With a vote in the full House scheduled for noon on Tuesday, Rep. Jim Jordan is gaining support in his effort to become the next speaker.
“I feel real good about the momentum we have and I think we're real close," Jordan told reporters Monday.
Republicans made Jordan their nominee in a closed-door vote on Friday, when he easily defeated a challenge from Rep. Austin Scott of Georgia, an ally of former speaker Kevin McCarthy, who was voted out of office 13 days ago. But Jordan fell well short of the 217 votes he will need on the House floor, immediately raising questions about whether he can gain enough support to win the speakership.
Some Republicans have questioned Jordan’s suitability for such a prominent leadership role, given his involvement in a variety of controversies, including the effort to halt the certification of the 2020 election and government shutdowns in 2013 and 2018. Former GOP Rep. Liz Cheney has even suggested that Jordan is a threat to democracy itself. “If the Republicans decide that Jim Jordan should be the speaker of the House, there would no longer be any possible way to argue that a group of elected Republicans could be counted on to defend the Constitution,” she said in a recent speech. Former Speaker John Boehner, another establishment figure chased from office by hard-right rebels, described Jordan as a “legislative terrorist” who spent most of his time “tearing things apart.”

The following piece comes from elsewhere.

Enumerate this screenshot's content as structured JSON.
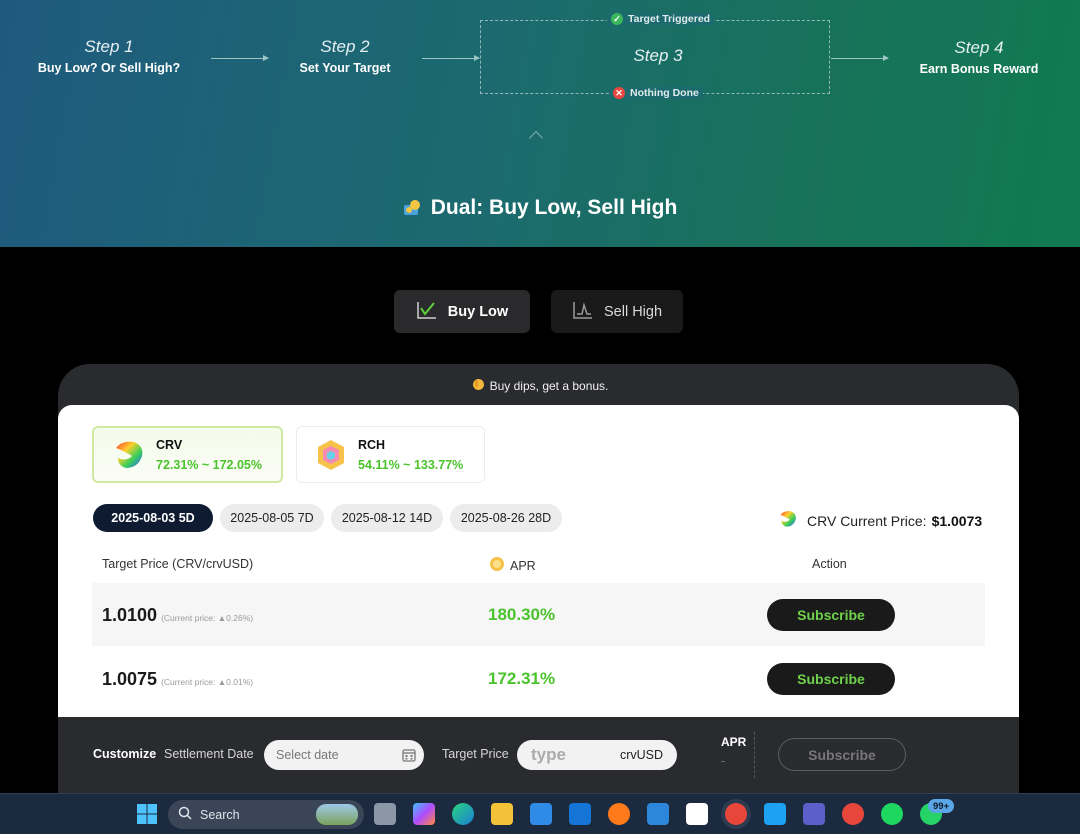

Applying pressure: Jordan and his backers — who include former president Donald Trump — have waged an intense campaign to pressure the more than 50 GOP lawmakers who said they are undecided or opposed to the Ohio Republican’s candidacy. A handful of key lawmakers who had declared they were no votes — including House Armed Services Committee Chairman Mike Rogers of Alabama; Rep. Ken Calvert of California, who leads the Defense Appropriations Subcommittee; and Rep. Ann Wagner of Missouri, who said last week that she would “absolutely not” vote for Jordan — announced Monday that they are now backing him, suggesting that opposition is starting to crack.
After Rep. Steve Womack of Arkansas said early Monday that Republicans may need to work with Democrats to elect a bipartisan speaker, some Republicans say they are now supporting Jordan to ensure that Democrats play no role in electing the next speaker. “Too much is at stake to hand control of the House over to radical liberal Democrats, which is why we must elect a conservative as the next Speaker,” Wagner wrote on social media.
Fox News host Sean Hannity has entered the fray, as well. According to Juliegrace Brufke of Axios, Hannity’s show sent emails to potential no votes making it clear that the influential right-wing opinion maker is backing Jordan. “Hannity would like to know why during a war breaking out between Israel and Hamas, with the war in Ukraine, with the wide open borders, with a budget that's unfinished why would Rep. xxxx be against Jim Jordan for speaker?” the email reportedly says. “Please let us know when Rep xxx plans on opening the People's House so work can be done. Lastly, are there any conditions Rep xxxx will work with Democrats on the process of electing a new speaker?”
The scheduling of a public floor vote is also designed to pressure reluctant Republican lawmakers, says analyst Chris Kreuger of TD Cowen Washington Research Group. “Jordan strategy to force the public House vote to put GOP holdouts on record — and invite ire of MAGA grassroots given Trump's support of Jordan,” Kreuger wrote Monday.
Some Republicans may end up supporting Jordan just to put an end to the chaos that has engulfed the House for nearly two weeks — but the vote could be a perilous one for GOP lawmakers from districts that went for Joe Biden in 2020. “It’s a grueling decision for the GOP lawmakers who fear Jordan’s scorched-earth brand of politics won’t suit their swing districts and could alienate the independent voters they rely on to get elected,” Sahil Kapur of NBC News writes.
The bottom line: All in all, momentum appears to be building for Jordan, who appeared to be a long shot just a few days ago. “The people opposing him are moderates. Either he gets it or the moderates for the first time ever grow a spine,” one unnamed GOP aide told NBC.